Quality care in the last days of life is safe, effective, responsive and appropriate.
Care is provided in the most appropriate environment as close to home as possible in accordance with the needs of patients and in consultation with them, their families and carers.
Patients, families and carers are provided with information and support.
Care plans are developed, implemented and reviewed regularly to support people who are imminently dying, their families and carers.
Preventable transfer of patients who are imminently dying is avoided.
Patients and care providers across all settings have access to 24-hour-a-day, 7-day-a-week support.
9
Essential Component 9
Grief and bereavement support is available.

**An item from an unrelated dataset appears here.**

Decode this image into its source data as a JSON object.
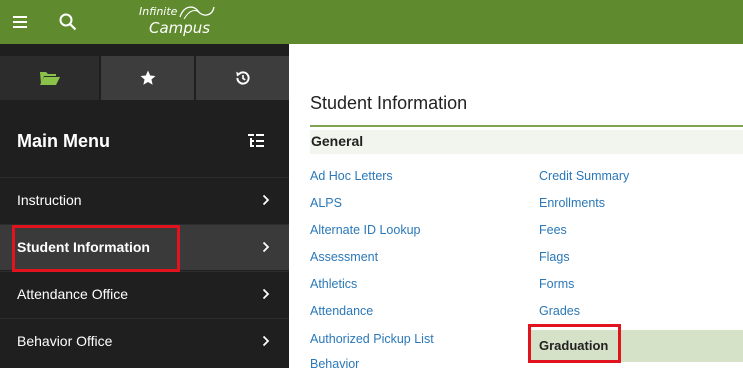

Family members, carers and significant others are supported as they grieve.
Care providers across all settings are supported and resourced to support carers and families through their loss and grief.
Bereavement services are recognised as an essential component of care to family and carers.
Bereavement services are resourced and are a routine part of palliative and end of life care.
There are models and guidelines to support best practice in bereavement services including bereavement risk assessments.
10
Essential Component 10
Access to and use of high quality patient-level data informs efforts to improve patient experiences and outcomes.
Access to and use of high quality service-level data informs efforts to improve care coordination and integration.
Access to and use of high quality system-level data informs efforts to improve funding models, planning and policy development.
Medical records are electronically integrated and available across all care settings at the point of care throughout NSW.
Clinical information is available at the point of care in all care settings.
Access to and use of high quality data supports effective benchmarking and service evaluation.
Access to and use of high quality data enhances quality improvement outcomes and research.